Paris at War 1939 to 1944 by David Drake is a perfect accompaniment to literary works about Paris during the Nazi occupation such as Suite Francais by Irene Nemirovsky and The Occupation Trilogy by Patrick Modiano. Even though I knew how things would turn out, Drake fashioned an exciting story.
Drake focuses on telling the story of the lives of ordinary Parisians from France's entry into World War Two in September to 1939 up to liberation of Paris in August 1944, prompting a joyous celebration, one I was very ready for when it came.
Drake does a very good job detailing the panic that overtook Paris as the Germans hung banners on the Eiffel Tower. Huge numbers fled the city. Those with country relatives or the rich with second homes were lucky.
The Germans were initially ordered not to molest obedient to the rule Parisians. Drake explains the political dynamics between Vichy France and the occupied region. We learn of De Gaulle's efforts by radio broadcasts from London to inspire hope and resistance. The French did not for a long time know who would win the war, some wanted to be on the winning side.

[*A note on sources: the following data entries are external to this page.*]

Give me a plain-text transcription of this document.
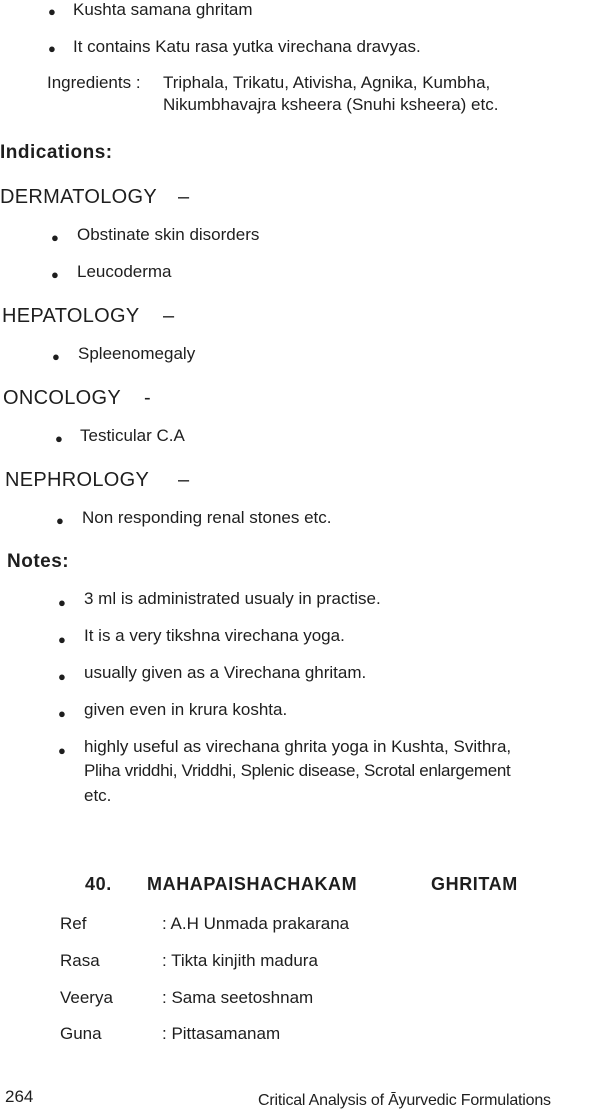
● Kushta samana ghritam
● It contains Katu rasa yutka virechana dravyas.
Ingredients : Triphala, Trikatu, Ativisha, Agnika, Kumbha,
Nikumbhavajra ksheera (Snuhi ksheera) etc.
Indications:
DERMATOLOGY –
● Obstinate skin disorders
● Leucoderma
HEPATOLOGY –
● Spleenomegaly
ONCOLOGY -
● Testicular C.A
NEPHROLOGY –
● Non responding renal stones etc.
Notes:
● 3 ml is administrated usualy in practise.
● It is a very tikshna virechana yoga.
● usually given as a Virechana ghritam.
● given even in krura koshta.
● highly useful as virechana ghrita yoga in Kushta, Svithra,
Pliha vriddhi, Vriddhi, Splenic disease, Scrotal enlargement
etc.
40. MAHAPAISHACHAKAM	GHRITAM
Ref	: A.H Unmada prakarana
Rasa	: Tikta kinjith madura
Veerya	: Sama seetoshnam
Guna	: Pittasamanam
264	Critical Analysis of Āyurvedic Formulations
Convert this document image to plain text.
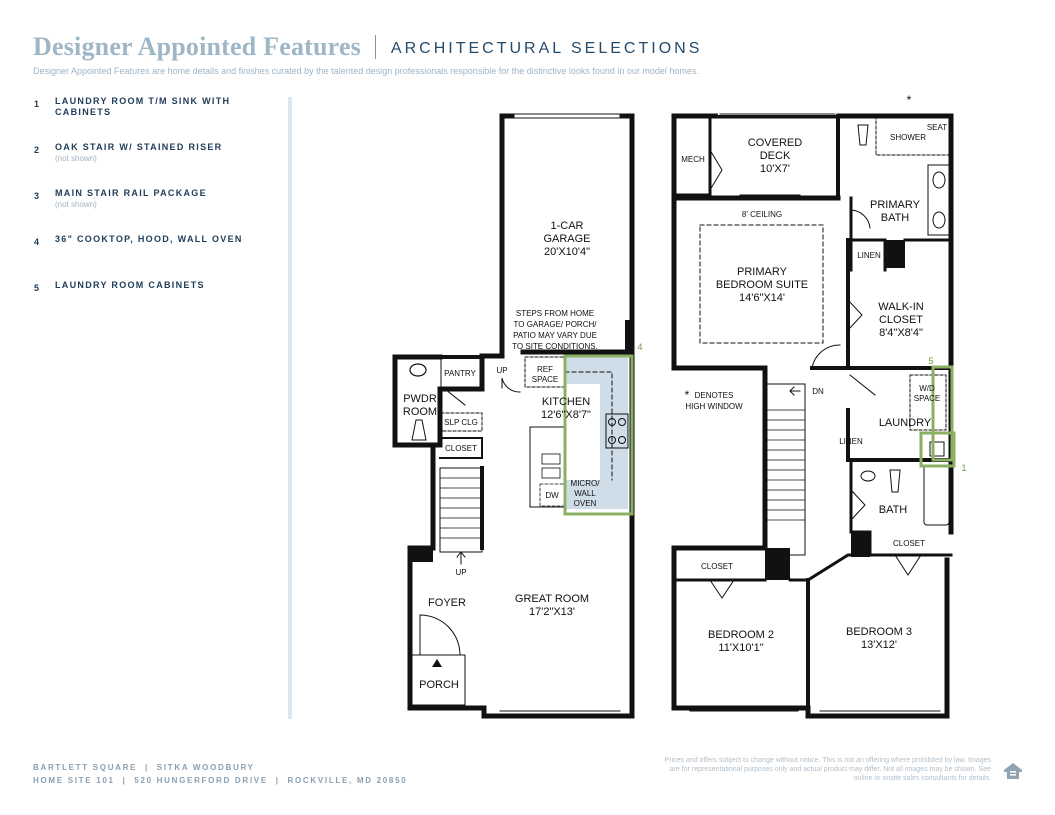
Designer Appointed Features ARCHITECTURAL SELECTIONS
Designer Appointed Features are home details and finishes curated by the talented design professionals responsible for the distinctive looks found in our model homes.
1 LAUNDRY ROOM T/M SINK WITH CABINETS
2 OAK STAIR W/ STAINED RISER
(not shown)
3 MAIN STAIR RAIL PACKAGE
(not shown)
4 36" COOKTOP, HOOD, WALL OVEN
5 LAUNDRY ROOM CABINETS
1-CAR
GARAGE
20'X10'4"
STEPS FROM HOME
TO GARAGE/ PORCH/
PATIO MAY VARY DUE
TO SITE CONDITIONS.
PANTRY	UP	REF
SPACE
KITCHEN
12'6"X8'7"
PWDR
ROOM
SLP CLG
CLOSET
DW
MICRO/
WALL
OVEN
UP
GREAT ROOM
17'2"X13'
FOYER
PORCH
4
*
MECH
COVERED
DECK
10'X7'
SHOWER
SEAT
PRIMARY
BATH
8' CEILING
PRIMARY
BEDROOM SUITE
14'6"X14'
LINEN
WALK-IN
CLOSET
8'4"X8'4"
W/D
SPACE
* DENOTES
HIGH WINDOW
DN
LAUNDRY
LINEN
BATH
CLOSET
CLOSET
BEDROOM 2
11'X10'1"
BEDROOM 3
13'X12'
5
1
BARTLETT SQUARE  |  SITKA WOODBURY
HOME SITE 101  |  520 HUNGERFORD DRIVE  |  ROCKVILLE, MD 20850
Prices and offers subject to change without notice. This is not an offering where prohibited by law. Images are for representational purposes only and actual product may differ. Not all images may be shown. See online or onsite sales consultants for details.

Drake spends a lot of time talking about collaboration with the Nazis and the slow growth of resistance.
Drake lets us understand the infighting between the force of the Gaullists and the allies lead by General Eisenhower. The American lead allies at first wanted to by pass Paris and march into Germany but eventually the free French brigade and an American division entered the city. Hitler had ordered the city be totally destroyed but the German general in charge saw the pointlessness of this and surrendered.
We learn of the extreme hardships brought on by food and other shortages, how the Parisians coped.
Much of the story is based on diaries and reminiscences to which Drake had access. He details very clearly the fate of Jews in Paris.
Paris at War 1939 to 1944 is a very well written fully accessible by non academics history.
I received a review copy of this book. At $19.95 I would not be a buyer of the digital edition.
David Drake has taught at universities in London and Paris and has published widely on French intellectual and cultural history.